Adversarial Data Augmentation for Robust Speaker Verification

Zhenyu Zhou,Junhui Chen,Namin Wang,Lantian Li,Dong Wang
2024-02-05
Abstract:Data augmentation (DA) has gained widespread popularity in deep speaker models due to its ease of implementation and significant effectiveness. It enriches training data by simulating real-life acoustic variations, enabling deep neural networks to learn speaker-related representations while disregarding irrelevant acoustic variations, thereby improving robustness and generalization. However, a potential issue with the vanilla DA is augmentation residual, i.e., unwanted distortion caused by different types of augmentation. To address this problem, this paper proposes a novel approach called adversarial data augmentation (A-DA) which combines DA with adversarial learning. Specifically, it involves an additional augmentation classifier to categorize various augmentation types used in data augmentation. This adversarial learning empowers the network to generate speaker embeddings that can deceive the augmentation classifier, making the learned speaker embeddings more robust in the face of augmentation variations. Experiments conducted on VoxCeleb and CN-Celeb datasets demonstrate that our proposed A-DA outperforms standard DA in both augmentation matched and mismatched test conditions, showcasing its superior robustness and generalization against acoustic variations.

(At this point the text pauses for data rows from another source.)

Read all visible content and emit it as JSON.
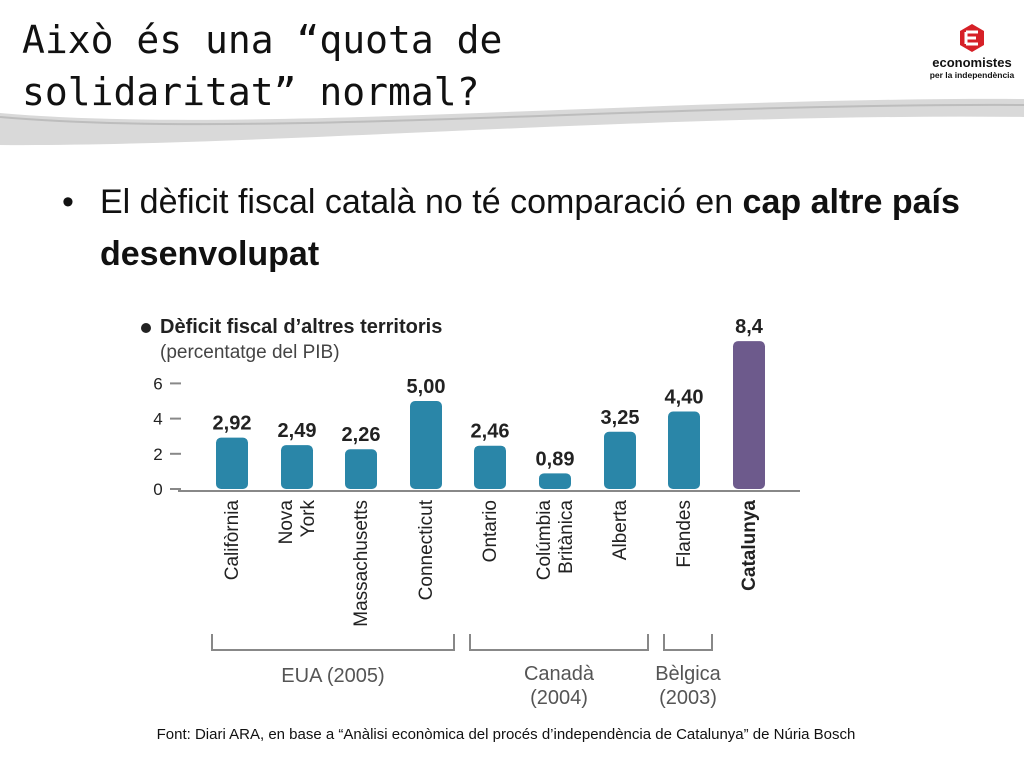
{
  "slide": {
    "title_line1": "Això és una “quota de",
    "title_line2": "solidaritat” normal?",
    "logo": {
      "name": "economistes",
      "tagline": "per la independència",
      "accent": "#d62027"
    },
    "bullet": {
      "marker": "•",
      "text_plain": "El dèficit fiscal català no té comparació en ",
      "text_bold": "cap altre país desenvolupat"
    },
    "source": "Font: Diari ARA, en base a “Anàlisi econòmica del procés d’independència de Catalunya” de Núria Bosch"
  },
  "chart_data": {
    "type": "bar",
    "title": "Dèficit fiscal d’altres territoris",
    "subtitle": "(percentatge del PIB)",
    "categories": [
      "Califòrnia",
      "Nova York",
      "Massachusetts",
      "Connecticut",
      "Ontario",
      "Colúmbia Britànica",
      "Alberta",
      "Flandes",
      "Catalunya"
    ],
    "values": [
      2.92,
      2.49,
      2.26,
      5.0,
      2.46,
      0.89,
      3.25,
      4.4,
      8.4
    ],
    "value_labels": [
      "2,92",
      "2,49",
      "2,26",
      "5,00",
      "2,46",
      "0,89",
      "3,25",
      "4,40",
      "8,4"
    ],
    "y_ticks": [
      "0",
      "2",
      "4",
      "6"
    ],
    "ylim": [
      0,
      8.4
    ],
    "groups": [
      {
        "label": "EUA (2005)",
        "start": 0,
        "end": 3
      },
      {
        "label": "Canadà (2004)",
        "start": 4,
        "end": 6
      },
      {
        "label": "Bèlgica (2003)",
        "start": 7,
        "end": 7
      }
    ],
    "colors": {
      "bar": "#2a86a8",
      "highlight": "#6d5a8c",
      "axis": "#888888",
      "text": "#222222"
    },
    "highlight_index": 8,
    "grid": false,
    "legend": "none"
  }
}
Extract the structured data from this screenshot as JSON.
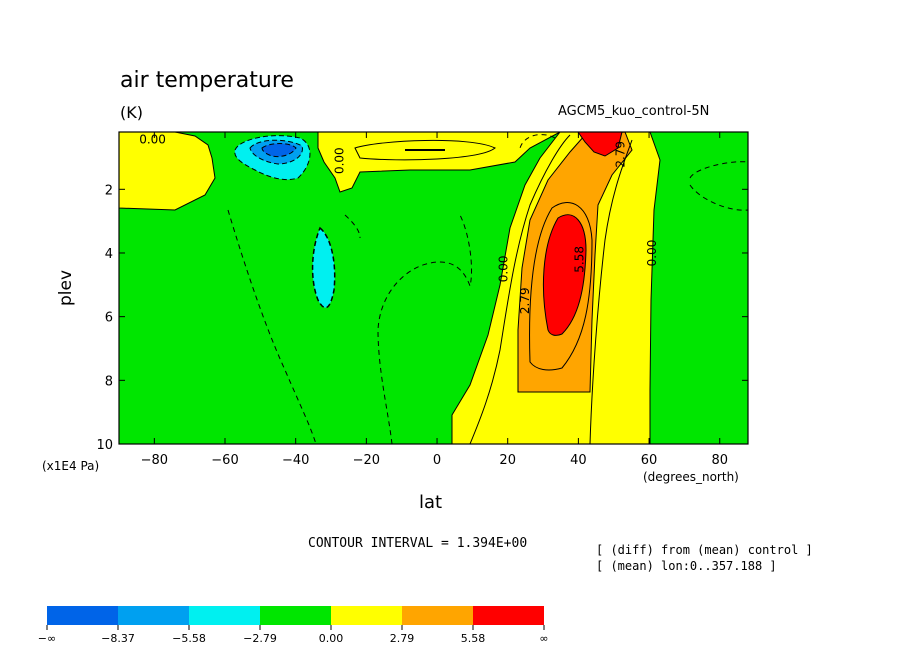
{
  "chart_data": {
    "type": "heatmap",
    "title": "air temperature",
    "units": "(K)",
    "model_label": "AGCM5_kuo_control-5N",
    "xlabel": "lat",
    "x_units": "(degrees_north)",
    "ylabel": "plev",
    "y_units": "(x1E4 Pa)",
    "xlim": [
      -90,
      88
    ],
    "ylim": [
      10,
      0.2
    ],
    "x_ticks": [
      -80,
      -60,
      -40,
      -20,
      0,
      20,
      40,
      60,
      80
    ],
    "x_tick_labels": [
      "−80",
      "−60",
      "−40",
      "−20",
      "0",
      "20",
      "40",
      "60",
      "80"
    ],
    "y_ticks": [
      2,
      4,
      6,
      8,
      10
    ],
    "y_tick_labels": [
      "2",
      "4",
      "6",
      "8",
      "10"
    ],
    "contour_interval_text": "CONTOUR INTERVAL = 1.394E+00",
    "notes": [
      "[ (diff) from (mean) control ]",
      "[ (mean) lon:0..357.188 ]"
    ],
    "contour_labels": [
      {
        "text": "0.00",
        "lat": -80.5,
        "plev": 0.45,
        "rotate": 0
      },
      {
        "text": "0.00",
        "lat": -27.5,
        "plev": 1.1,
        "rotate": -90
      },
      {
        "text": "0.00",
        "lat": 19,
        "plev": 4.5,
        "rotate": -90
      },
      {
        "text": "2.79",
        "lat": 25,
        "plev": 5.5,
        "rotate": -90
      },
      {
        "text": "5.58",
        "lat": 40.5,
        "plev": 4.2,
        "rotate": -90
      },
      {
        "text": "2.79",
        "lat": 52,
        "plev": 0.9,
        "rotate": -90
      },
      {
        "text": "0.00",
        "lat": 61,
        "plev": 4.0,
        "rotate": -90
      }
    ],
    "colorbar": {
      "bins": [
        "#0064e8",
        "#00a0f0",
        "#00f0f0",
        "#00e600",
        "#ffff00",
        "#ffa500",
        "#ff0000"
      ],
      "labels": [
        "−∞",
        "−8.37",
        "−5.58",
        "−2.79",
        "0.00",
        "2.79",
        "5.58",
        "∞"
      ]
    },
    "regions": [
      {
        "name": "background",
        "level": "-2.79 to 0.00",
        "color": "#00e600"
      },
      {
        "name": "southern-tropopause-warm",
        "level": "0.00 to 2.79",
        "color": "#ffff00"
      },
      {
        "name": "northern-warm-band",
        "level": "0.00 to 2.79",
        "color": "#ffff00"
      },
      {
        "name": "northern-warmer-band",
        "level": "2.79 to 5.58",
        "color": "#ffa500"
      },
      {
        "name": "northern-warm-core",
        "level": "> 5.58",
        "color": "#ff0000"
      },
      {
        "name": "southern-upper-cold",
        "level": "< -2.79",
        "color": "#00f0f0"
      },
      {
        "name": "southern-mid-cold",
        "level": "< -2.79",
        "color": "#00f0f0"
      }
    ]
  }
}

Sound,Machine Learning,Audio and Speech Processing
What problem does this paper attempt to address?
This paper proposes a new method called Adversarial Data Augmentation (A-DA) to address the "augmentation residue" issue in traditional Data Augmentation (DA) for speaker verification. In the speaker verification task, the aim is to verify the claimed identity of speech segments. While DA enriches the training data by simulating acoustic variations in real-life, enhancing the model's ability to ignore irrelevant acoustic changes, it may lead to unwanted distortions caused by different types of augmentation, namely augmentation residue. To address this issue, the paper combines DA with Adversarial Learning, introducing an additional augmentation classifier to identify the different types used in DA. This adversarial learning enables the network to generate speaker embeddings that can deceive the augmentation classifier, making the learned embeddings more robust to augmentation variations. Experiments are conducted on the VoxCeleb and CN-Celeb datasets, and the results show that A-DA outperforms standard DA under matching and non-matching augmentation test conditions, demonstrating its superior robustness and generalization ability to acoustic variations. Therefore, the A-DA method aims to improve the robustness of deep speaker models under complex acoustic conditions.